The 2007/8 annual report has committed Sentech to focus more attention on its public and wholesale service, alongside its 2010 directive, rather than any consumer business it was targeting before.


Sentech will now focus on wholesale broadband delivery to hospitals, clinics, schools (particularly the Dinaledi Schools), Thusong community centres, post offices and other government offices located in rural and under-serviced areas.


Catching up


Sentech has also turned its focus towards digital terrestrial television (DTT), which looks to be falling behind.


The company's annual report for this year says it is committed to providing coverage to 40% of the country, a far cry from what it had promised during the same period last year.
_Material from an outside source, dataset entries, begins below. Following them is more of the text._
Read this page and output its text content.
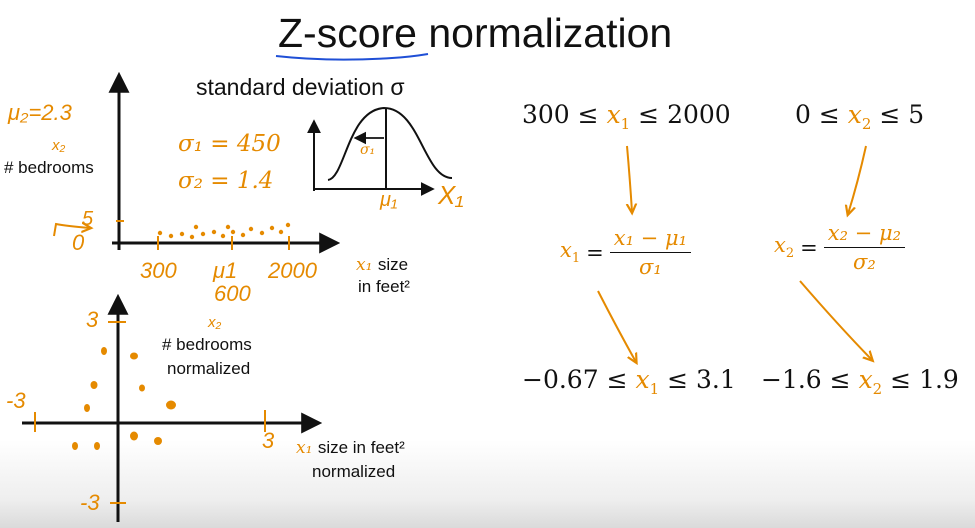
Z-score normalization
μ₂=2.3
x₂
# bedrooms
5
0
300 μ1
600
2000 x₁ size
in feet²
standard deviation σ
σ₁ = 450
σ₂ = 1.4
σ₁
μ₁ X₁
3
-3
-3
3
x₂
# bedrooms
normalized
x₁ size in feet²
normalized
$300 \le x_1 \le 2000$	$0 \le x_2 \le 5$
$x_1 = \frac{\text{x₁ − μ₁}}{\text{σ₁}}$	$x_2 = \frac{\text{x₂ − μ₂}}{\text{σ₂}}$
$-0.67 \le x_1 \le 3.1 -1.6 \le x_2 \le 1.9$
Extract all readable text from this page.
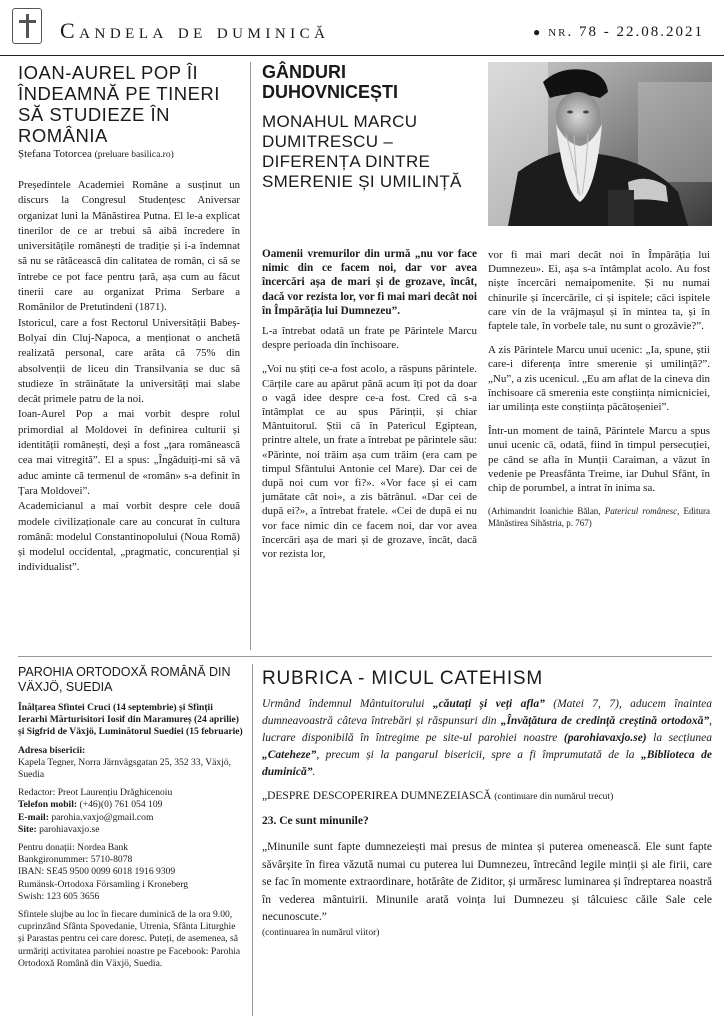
Candela de duminică	● nr. 78 - 22.08.2021
IOAN-AUREL POP ÎI ÎNDEAMNĂ PE TINERI SĂ STUDIEZE ÎN ROMÂNIA
Ștefana Totorcea (preluare basilica.ro)

Președintele Academiei Române a susținut un discurs la Congresul Studențesc Aniversar organizat luni la Mănăstirea Putna. El le-a explicat tinerilor de ce ar trebui să aibă încredere în universitățile românești de tradiție și i-a îndemnat să nu se rătăcească din calitatea de român, ci să se întrebe ce pot face pentru țară, așa cum au făcut tinerii care au organizat Prima Serbare a Românilor de Pretutindeni (1871).

Istoricul, care a fost Rectorul Universității Babeș-Bolyai din Cluj-Napoca, a menționat o anchetă realizată personal, care arăta că 75% din absolvenții de liceu din Transilvania se duc să studieze în străinătate la universități mai slabe decât primele patru de la noi.

Ioan-Aurel Pop a mai vorbit despre rolul primordial al Moldovei în definirea culturii și identității românești, deși a fost „țara românească cea mai vitregită”. El a spus: „Îngăduiți-mi să vă aduc aminte că termenul de «român» s-a definit în Țara Moldovei”.

Academicianul a mai vorbit despre cele două modele civilizaționale care au concurat în cultura română: modelul Constantinopolului (Noua Romă) și modelul occidental, „pragmatic, concurențial și individualist”.

GÂNDURI DUHOVNICEȘTI
MONAHUL MARCU DUMITRESCU – DIFERENȚA DINTRE SMERENIE ȘI UMILINȚĂ

Oamenii vremurilor din urmă „nu vor face nimic din ce facem noi, dar vor avea încercări așa de mari și de grozave, încât, dacă vor rezista lor, vor fi mai mari decât noi în Împărăția lui Dumnezeu”.

L-a întrebat odată un frate pe Părintele Marcu despre perioada din închisoare.

„Voi nu știți ce-a fost acolo, a răspuns părintele. Cărțile care au apărut până acum îți pot da doar o vagă idee despre ce-a fost. Cred că s-a întâmplat ce au spus Părinții, și chiar Mântuitorul. Știi că în Patericul Egiptean, printre altele, un frate a întrebat pe părintele său: «Părinte, noi trăim așa cum trăim (era cam pe timpul Sfântului Antonie cel Mare). Dar cei de după noi cum vor fi?». «Vor face și ei cam jumătate cât noi», a zis bătrânul. «Dar cei de după ei?», a întrebat fratele. «Cei de după ei nu vor face nimic din ce facem noi, dar vor avea încercări așa de mari și de grozave, încât, dacă vor rezista lor,

vor fi mai mari decât noi în Împărăția lui Dumnezeu». Ei, așa s-a întâmplat acolo. Au fost niște încercări nemaipomenite. Și nu numai chinurile și încercările, ci și ispitele; căci ispitele care vin de la vrăjmașul și în mintea ta, și în faptele tale, în vorbele tale, nu sunt o grozăvie?”.

A zis Părintele Marcu unui ucenic: „Ia, spune, știi care-i diferența între smerenie și umilință?”. „Nu”, a zis ucenicul. „Eu am aflat de la cineva din închisoare că smerenia este conștiința nimicniciei, iar umilința este conștiința păcătoșeniei”.

Într-un moment de taină, Părintele Marcu a spus unui ucenic că, odată, fiind în timpul persecuției, pe când se afla în Munții Caraiman, a văzut în vedenie pe Preasfânta Treime, iar Duhul Sfânt, în chip de porumbel, a intrat în inima sa.

(Arhimandrit Ioanichie Bălan, Patericul românesc, Editura Mănăstirea Sihăstria, p. 767)

PAROHIA ORTODOXĂ ROMÂNĂ DIN VÄXJÖ, SUEDIA

Înălțarea Sfintei Cruci (14 septembrie) și Sfinții Ierarhi Mărturisitori Iosif din Maramureș (24 aprilie) și Sigfrid de Växjö, Luminătorul Suediei (15 februarie)

Adresa bisericii:
Kapela Tegner, Norra Järnvägsgatan 25, 352 33, Växjö, Suedia

Redactor: Preot Laurențiu Drăghicenoiu
Telefon mobil: (+46)(0) 761 054 109
E-mail: parohia.vaxjo@gmail.com
Site: parohiavaxjo.se

Pentru donații: Nordea Bank
Bankgironummer: 5710-8078
IBAN: SE45 9500 0099 6018 1916 9309
Rumänsk-Ortodoxa Församling i Kroneberg
Swish: 123 605 3656

Sfintele slujbe au loc în fiecare duminică de la ora 9.00, cuprinzând Sfânta Spovedanie, Utrenia, Sfânta Liturghie și Parastas pentru cei care doresc. Puteți, de asemenea, să urmăriți activitatea parohiei noastre pe Facebook: Parohia Ortodoxă Română din Växjö, Suedia.

RUBRICA - MICUL CATEHISM

Urmând îndemnul Mântuitorului „căutați și veți afla” (Matei 7, 7), aducem înaintea dumneavoastră câteva întrebări și răspunsuri din „Învățătura de credință creștină ortodoxă”, lucrare disponibilă în întregime pe site-ul parohiei noastre (parohiavaxjo.se) la secțiunea „Cateheze”, precum și la pangarul bisericii, spre a fi împrumutată de la „Biblioteca de duminică”.

„DESPRE DESCOPERIREA DUMNEZEIASCĂ (continuare din numărul trecut)

23. Ce sunt minunile?

„Minunile sunt fapte dumnezeiești mai presus de mintea și puterea omenească. Ele sunt fapte săvârșite în firea văzută numai cu puterea lui Dumnezeu, întrecând legile minții și ale firii, care se fac în momente extraordinare, hotărâte de Ziditor, și urmăresc luminarea și îndreptarea noastră în vederea mântuirii. Minunile arată voința lui Dumnezeu și tâlcuiesc căile Sale cele necunoscute.”

(continuarea în numărul viitor)
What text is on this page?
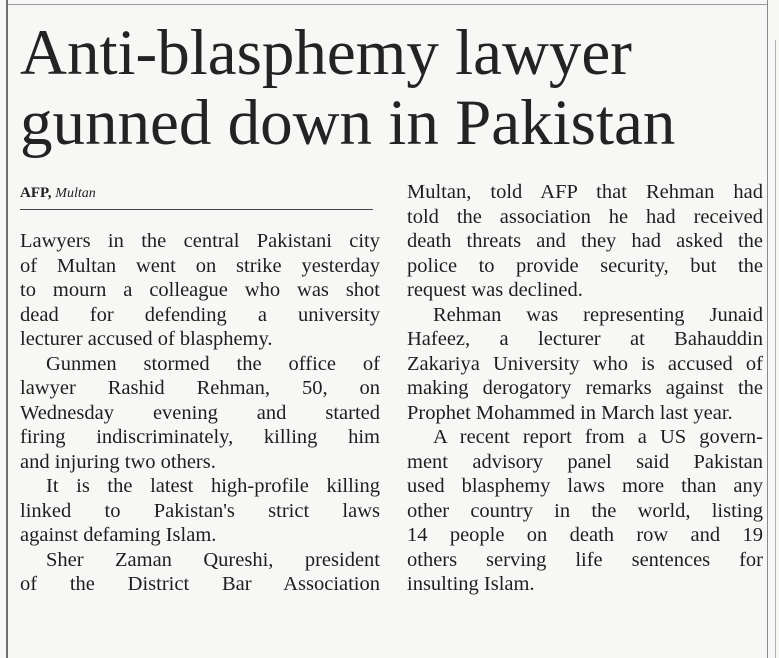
Anti-blasphemy lawyer
gunned down in Pakistan
AFP, Multan
Lawyers in the central Pakistani city
of Multan went on strike yesterday
to mourn a colleague who was shot
dead for defending a university
lecturer accused of blasphemy.
Gunmen stormed the office of
lawyer Rashid Rehman, 50, on
Wednesday evening and started
firing indiscriminately, killing him
and injuring two others.
It is the latest high-profile killing
linked to Pakistan's strict laws
against defaming Islam.
Sher Zaman Qureshi, president
of the District Bar Association
Multan, told AFP that Rehman had
told the association he had received
death threats and they had asked the
police to provide security, but the
request was declined.
Rehman was representing Junaid
Hafeez, a lecturer at Bahauddin
Zakariya University who is accused of
making derogatory remarks against the
Prophet Mohammed in March last year.
A recent report from a US govern-
ment advisory panel said Pakistan
used blasphemy laws more than any
other country in the world, listing
14 people on death row and 19
others serving life sentences for
insulting Islam.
Back then it had promised to deliver 56% of coverage by the end of this financial year (March 2009), 78% by the end of the 2009 financial year and 92% by 2010.


However, Sentech has completed the first phase of DTT implementation with the R120 million that was provided by government. “Our ability to meet government's target date for DTT switch-on, of 1 November 2008, is dependent on the allocation of timeous transfer of the required funds for the 2008/9 financial year.”


Sentech says, while the first phase went well, it is concerned that its current financial “shortfall” will limit the number of sites it is able to switch over by the deadline. “This is unfortunate, considering the success of phase one and two,” said Sentech CEO Sebiletso Mokone-Matabane.


However, she is confident Sentech will still manage to facilitate 80% digital coverage by 2010. Complete analogue switch-off occurs the year after.
 
It's not dead, it just smells funny.

Meanwhile, did any one see the RFP announcement a few weeks ago? Sentech now wants to build a Wimax network. Check it out on the website under tenders.
 
Can you imagine? Sentech had a couple of years head start and seemingly bottomless pockets to build a national wireless Internet infrastructure. And despite this, it managed to cock it all up. Which is why Government must not get involved in what should be a private sector initiative.